Konya, Ankara ve Aksaray sınırları içinde yer alan ve kapalı göl olma özelliği taşıyan Tuz Gölü, başta flamingolar olmak üzere yüzlerce kuşa ev sahipliği yapıyor.
Türkiye’nin tuz ihtiyacının da yarıdan fazlasını karşılayan göl, turizm açısında da önemli yerli tutuyor.
1600 kilometrekare yözölçüme sahip göl, Şereflikoçhisar'dan gelen Peçen Çayı ile Aksaray'dan gelen Melendiz Çayı ve çevresindeki diğer derelerden besleniyor.
İklim değişikliği ve bölgedeki bilinçsiz tarımsal sulama nedeniyle Tuz Gölü her geçen gün kuruyup, küçülüyor.
Tuz Gölü ile ilgili TÜBİTAK desteğiyle araştırmalar yapan Prof. Dr. Muazzez Çelik Karakaya, havzada 1700 metreye kadar inen sondajlar gerçekleştirip karşılaştırmalar yaptıklarını söyledi.

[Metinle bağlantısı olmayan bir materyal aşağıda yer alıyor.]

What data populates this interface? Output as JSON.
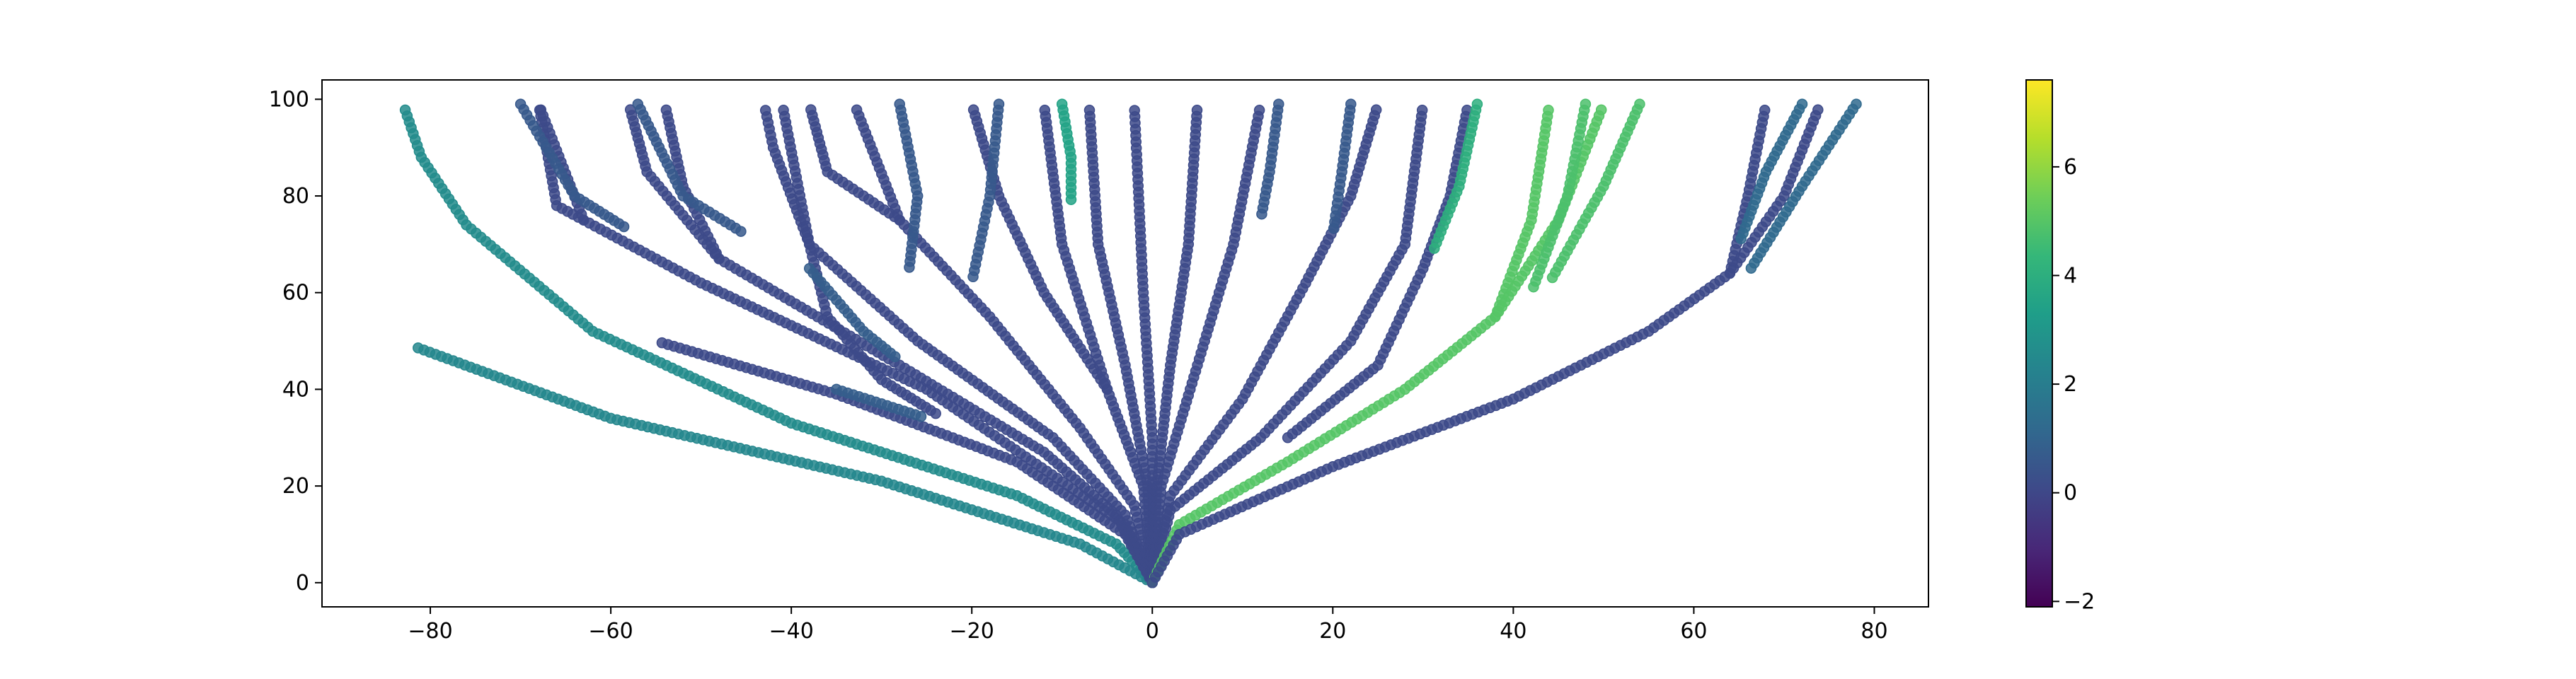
{
  "chart_data": {
    "type": "scatter",
    "title": "",
    "xlabel": "",
    "ylabel": "",
    "xlim": [
      -92,
      86
    ],
    "ylim": [
      -5,
      104
    ],
    "grid": false,
    "x_ticks": [
      -80,
      -60,
      -40,
      -20,
      0,
      20,
      40,
      60,
      80
    ],
    "y_ticks": [
      0,
      20,
      40,
      60,
      80,
      100
    ],
    "x_tick_labels": [
      "−80",
      "−60",
      "−40",
      "−20",
      "0",
      "20",
      "40",
      "60",
      "80"
    ],
    "y_tick_labels": [
      "0",
      "20",
      "40",
      "60",
      "80",
      "100"
    ],
    "colorbar": {
      "colormap": "viridis",
      "range": [
        -2.1,
        7.6
      ],
      "ticks": [
        -2,
        0,
        2,
        4,
        6
      ],
      "tick_labels": [
        "−2",
        "0",
        "2",
        "4",
        "6"
      ]
    },
    "marker": "circle",
    "branches": [
      {
        "points": [
          [
            0,
            0
          ],
          [
            -4,
            8
          ],
          [
            -15,
            18
          ],
          [
            -40,
            33
          ],
          [
            -62,
            52
          ],
          [
            -76,
            74
          ],
          [
            -81,
            88
          ],
          [
            -83,
            99
          ]
        ],
        "value": 2.6
      },
      {
        "points": [
          [
            0,
            0
          ],
          [
            -8,
            8
          ],
          [
            -30,
            21
          ],
          [
            -60,
            34
          ],
          [
            -82,
            49
          ]
        ],
        "value": 2.4
      },
      {
        "points": [
          [
            0,
            0
          ],
          [
            -3,
            10
          ],
          [
            -15,
            25
          ],
          [
            -35,
            39
          ],
          [
            -55,
            50
          ]
        ],
        "value": 0.1
      },
      {
        "points": [
          [
            0,
            0
          ],
          [
            -3,
            12
          ],
          [
            -25,
            40
          ],
          [
            -50,
            62
          ],
          [
            -63,
            75
          ],
          [
            -68,
            99
          ]
        ],
        "value": 0.1
      },
      {
        "points": [
          [
            -63,
            75
          ],
          [
            -66,
            78
          ],
          [
            -68,
            99
          ]
        ],
        "value": 0.1
      },
      {
        "points": [
          [
            0,
            0
          ],
          [
            -4,
            14
          ],
          [
            -12,
            27
          ],
          [
            -28,
            45
          ],
          [
            -48,
            67
          ],
          [
            -56,
            85
          ],
          [
            -58,
            99
          ]
        ],
        "value": 0.1
      },
      {
        "points": [
          [
            -48,
            67
          ],
          [
            -52,
            82
          ],
          [
            -54,
            99
          ]
        ],
        "value": 0.1
      },
      {
        "points": [
          [
            0,
            0
          ],
          [
            -3,
            14
          ],
          [
            -11,
            30
          ],
          [
            -26,
            50
          ],
          [
            -38,
            70
          ],
          [
            -42,
            90
          ],
          [
            -43,
            99
          ]
        ],
        "value": 0.1
      },
      {
        "points": [
          [
            0,
            0
          ],
          [
            -2,
            16
          ],
          [
            -8,
            32
          ],
          [
            -18,
            55
          ],
          [
            -28,
            75
          ],
          [
            -33,
            99
          ]
        ],
        "value": 0.1
      },
      {
        "points": [
          [
            -28,
            75
          ],
          [
            -36,
            85
          ],
          [
            -38,
            99
          ]
        ],
        "value": 0.1
      },
      {
        "points": [
          [
            0,
            0
          ],
          [
            -1,
            20
          ],
          [
            -5,
            40
          ],
          [
            -12,
            60
          ],
          [
            -17,
            80
          ],
          [
            -20,
            99
          ]
        ],
        "value": 0.1
      },
      {
        "points": [
          [
            -5,
            40
          ],
          [
            -10,
            70
          ],
          [
            -12,
            99
          ]
        ],
        "value": 0.1
      },
      {
        "points": [
          [
            0,
            0
          ],
          [
            -0.5,
            20
          ],
          [
            -3,
            45
          ],
          [
            -6,
            70
          ],
          [
            -7,
            99
          ]
        ],
        "value": 0.1
      },
      {
        "points": [
          [
            0,
            0
          ],
          [
            0,
            30
          ],
          [
            -1,
            60
          ],
          [
            -2,
            99
          ]
        ],
        "value": 0.1
      },
      {
        "points": [
          [
            0,
            0
          ],
          [
            0.5,
            20
          ],
          [
            2,
            45
          ],
          [
            4,
            70
          ],
          [
            5,
            99
          ]
        ],
        "value": 0.1
      },
      {
        "points": [
          [
            0,
            0
          ],
          [
            1,
            20
          ],
          [
            5,
            45
          ],
          [
            9,
            70
          ],
          [
            12,
            99
          ]
        ],
        "value": 0.1
      },
      {
        "points": [
          [
            0,
            0
          ],
          [
            2,
            18
          ],
          [
            10,
            38
          ],
          [
            17,
            62
          ],
          [
            22,
            80
          ],
          [
            25,
            99
          ]
        ],
        "value": 0.1
      },
      {
        "points": [
          [
            0,
            0
          ],
          [
            2,
            15
          ],
          [
            12,
            30
          ],
          [
            22,
            50
          ],
          [
            28,
            70
          ],
          [
            30,
            99
          ]
        ],
        "value": 0.1
      },
      {
        "points": [
          [
            0,
            0
          ],
          [
            3,
            12
          ],
          [
            15,
            25
          ],
          [
            28,
            40
          ],
          [
            38,
            55
          ],
          [
            42,
            75
          ],
          [
            44,
            99
          ]
        ],
        "value": 5.0
      },
      {
        "points": [
          [
            38,
            55
          ],
          [
            45,
            75
          ],
          [
            50,
            99
          ]
        ],
        "value": 5.0
      },
      {
        "points": [
          [
            0,
            0
          ],
          [
            3,
            10
          ],
          [
            20,
            24
          ],
          [
            40,
            38
          ],
          [
            55,
            52
          ],
          [
            64,
            64
          ],
          [
            70,
            80
          ],
          [
            74,
            99
          ]
        ],
        "value": 0.1
      },
      {
        "points": [
          [
            64,
            64
          ],
          [
            66,
            80
          ],
          [
            68,
            99
          ]
        ],
        "value": 0.1
      },
      {
        "points": [
          [
            -24,
            35
          ],
          [
            -30,
            42
          ],
          [
            -36,
            55
          ],
          [
            -38,
            70
          ],
          [
            -41,
            99
          ]
        ],
        "value": 0.1
      },
      {
        "points": [
          [
            15,
            30
          ],
          [
            25,
            45
          ],
          [
            30,
            65
          ],
          [
            33,
            80
          ],
          [
            35,
            99
          ]
        ],
        "value": 0.1
      },
      {
        "points": [
          [
            -70,
            99
          ],
          [
            -64,
            80
          ],
          [
            -58,
            73
          ]
        ],
        "value": 0.6
      },
      {
        "points": [
          [
            -57,
            99
          ],
          [
            -52,
            80
          ],
          [
            -45,
            72
          ]
        ],
        "value": 0.6
      },
      {
        "points": [
          [
            -28,
            99
          ],
          [
            -26,
            80
          ],
          [
            -27,
            64
          ]
        ],
        "value": 0.6
      },
      {
        "points": [
          [
            -17,
            99
          ],
          [
            -18,
            80
          ],
          [
            -20,
            62
          ]
        ],
        "value": 0.6
      },
      {
        "points": [
          [
            14,
            99
          ],
          [
            13,
            85
          ],
          [
            12,
            75
          ]
        ],
        "value": 0.6
      },
      {
        "points": [
          [
            22,
            99
          ],
          [
            21,
            85
          ],
          [
            20,
            72
          ]
        ],
        "value": 0.6
      },
      {
        "points": [
          [
            36,
            99
          ],
          [
            34,
            82
          ],
          [
            31,
            68
          ]
        ],
        "value": 4.0
      },
      {
        "points": [
          [
            -10,
            99
          ],
          [
            -9,
            88
          ],
          [
            -9,
            78
          ]
        ],
        "value": 3.5
      },
      {
        "points": [
          [
            48,
            99
          ],
          [
            46,
            80
          ],
          [
            42,
            60
          ]
        ],
        "value": 4.8
      },
      {
        "points": [
          [
            54,
            99
          ],
          [
            50,
            82
          ],
          [
            44,
            62
          ]
        ],
        "value": 4.8
      },
      {
        "points": [
          [
            -38,
            65
          ],
          [
            -32,
            52
          ],
          [
            -28,
            46
          ]
        ],
        "value": 0.8
      },
      {
        "points": [
          [
            -35,
            40
          ],
          [
            -30,
            37
          ],
          [
            -25,
            34
          ]
        ],
        "value": 0.8
      },
      {
        "points": [
          [
            78,
            99
          ],
          [
            72,
            82
          ],
          [
            66,
            64
          ]
        ],
        "value": 1.2
      },
      {
        "points": [
          [
            72,
            99
          ],
          [
            68,
            85
          ],
          [
            65,
            70
          ]
        ],
        "value": 1.2
      }
    ]
  }
}
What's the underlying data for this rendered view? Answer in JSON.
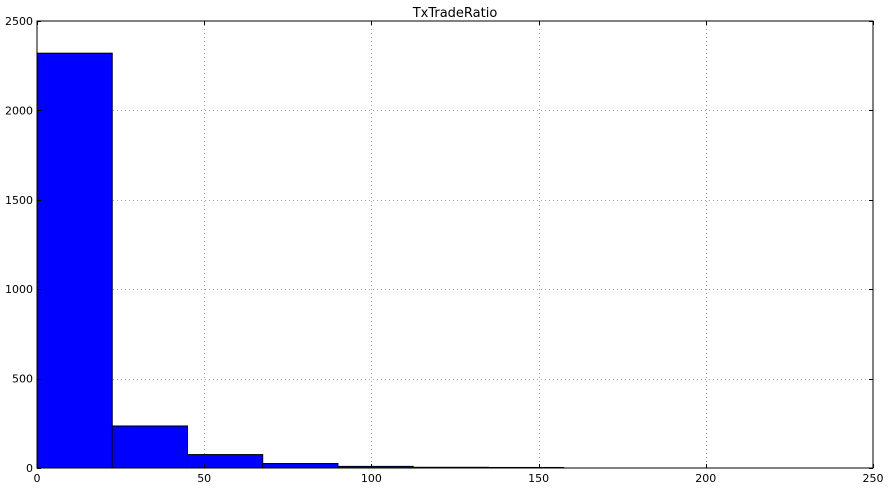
{
  "chart_data": {
    "type": "bar",
    "title": "TxTradeRatio",
    "xlabel": "",
    "ylabel": "",
    "xlim": [
      0,
      250
    ],
    "ylim": [
      0,
      2500
    ],
    "xticks": [
      0,
      50,
      100,
      150,
      200,
      250
    ],
    "yticks": [
      0,
      500,
      1000,
      1500,
      2000,
      2500
    ],
    "grid": true,
    "bar_color": "#0000ff",
    "bins": [
      {
        "x0": 0,
        "x1": 22.5,
        "count": 2320
      },
      {
        "x0": 22.5,
        "x1": 45,
        "count": 235
      },
      {
        "x0": 45,
        "x1": 67.5,
        "count": 75
      },
      {
        "x0": 67.5,
        "x1": 90,
        "count": 25
      },
      {
        "x0": 90,
        "x1": 112.5,
        "count": 9
      },
      {
        "x0": 112.5,
        "x1": 135,
        "count": 4
      },
      {
        "x0": 135,
        "x1": 157.5,
        "count": 3
      }
    ]
  }
}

Gölün daha önce Karapınar ve Ereğli'ye kadar uzandığını belirten Prof. Dr. Karakaya, 'Jeolojik dönemde 5 ile 8 milyon yıl önce, Akdeniz’in bölgeye ilerlemesi ve bu ilerleyen deniz suyunun daha sonraki yükselmelerle hapsolması ve buharlaşma sonrasındaki deniz suyunun, bu tuz yataklarını ve devamında da soda yataklarını oluşturduğunu tespit ettik. Bu sonuçlarımız dört uluslararası dergide yayınlandı'' dedi.
Prof. Dr. Karakaya, göldeki tuzun başta gıda, kimya sanayi ve tarım olmak üzere 30 alanda kullanıldığını kaydetti. Gölün her geçen gün küçüldüğüne dikkat çeken Prof. Dr. Karakaya, 1930’dan beri yaklaşık yüzde 30’luk bir küçülme yaşandığını ifade etti.
Prof. Dr. Karakaya, göldeki tuzun başta gıda, kimya sanayi ve tarım olmak üzere 30 alanda kullanıldığını kaydetti. Gölün her geçen gün küçüldüğüne dikkat çeken Prof. Dr. Karakaya, 1930’dan beri yaklaşık yüzde 30’luk bir küçülme yaşandığını ifade etti.
Prof. Dr. Karakaya, ''1930’lu yıllardan bu yana Tuz Gölü’nde ciddi bir küçülme var. Küresel ısınmaya bağlı su azaldığı için tuz çökelimi de azalacaktır. Bu durum tuz yataklarından işletme yapan firmaları ekonomi yönden kötü etkileyecek. Kültürel olarak da olumsuz sonuçlara yol açacak. Çünkü bölgede yüzden fazla kuş barınmaktadır" diye konuştu.
Sorunun yalnızca bununla sınırlı olmadığını belirten Karakaya, "Suyun azalmasıyla tuz çökelmesi oluşmazsa, gölün yüzeyinde killi bir sedim alan oluşacak. Bu da çok fazla toz taşınması demek ve bu durum birçok solunum hastalığına yol açabilir'' dedi.
Küresel ısınmanın etkisinin giderek büyüdüğünü ifade eden Prof. Dr. Karakaya, ''Eğer önlem alınmazsa 20-30 yıla kadar Tuz Gölü’nü aşama aşama kaybedebiliriz. Tuz Gölü’nde yapılan jeofizik araştırmalarında, gölün altında çok büyük mağaralar ve negatif anomaliler var. Dolayısıyla yüzeyden havzaya su bastığımızda bu suyun bir kısmını kayıp da edebiliriz. Peki, Tuz Gölü’nü nasıl kurtaracağız? Göle bağlı küçük derelerdeki suyu tarımsal alanda daha az kullanarak göle su taşınabilir” dedi.
Tuz Gölü havzasının 2000 yılında koruma altına alındığını da hatırlatan Prof. Dr. Karakaya, gölün kuruyan bölümlerinde iyileştirme yapıldığı takdirde tarıma elverişli hale gelebileceğini kaydetti.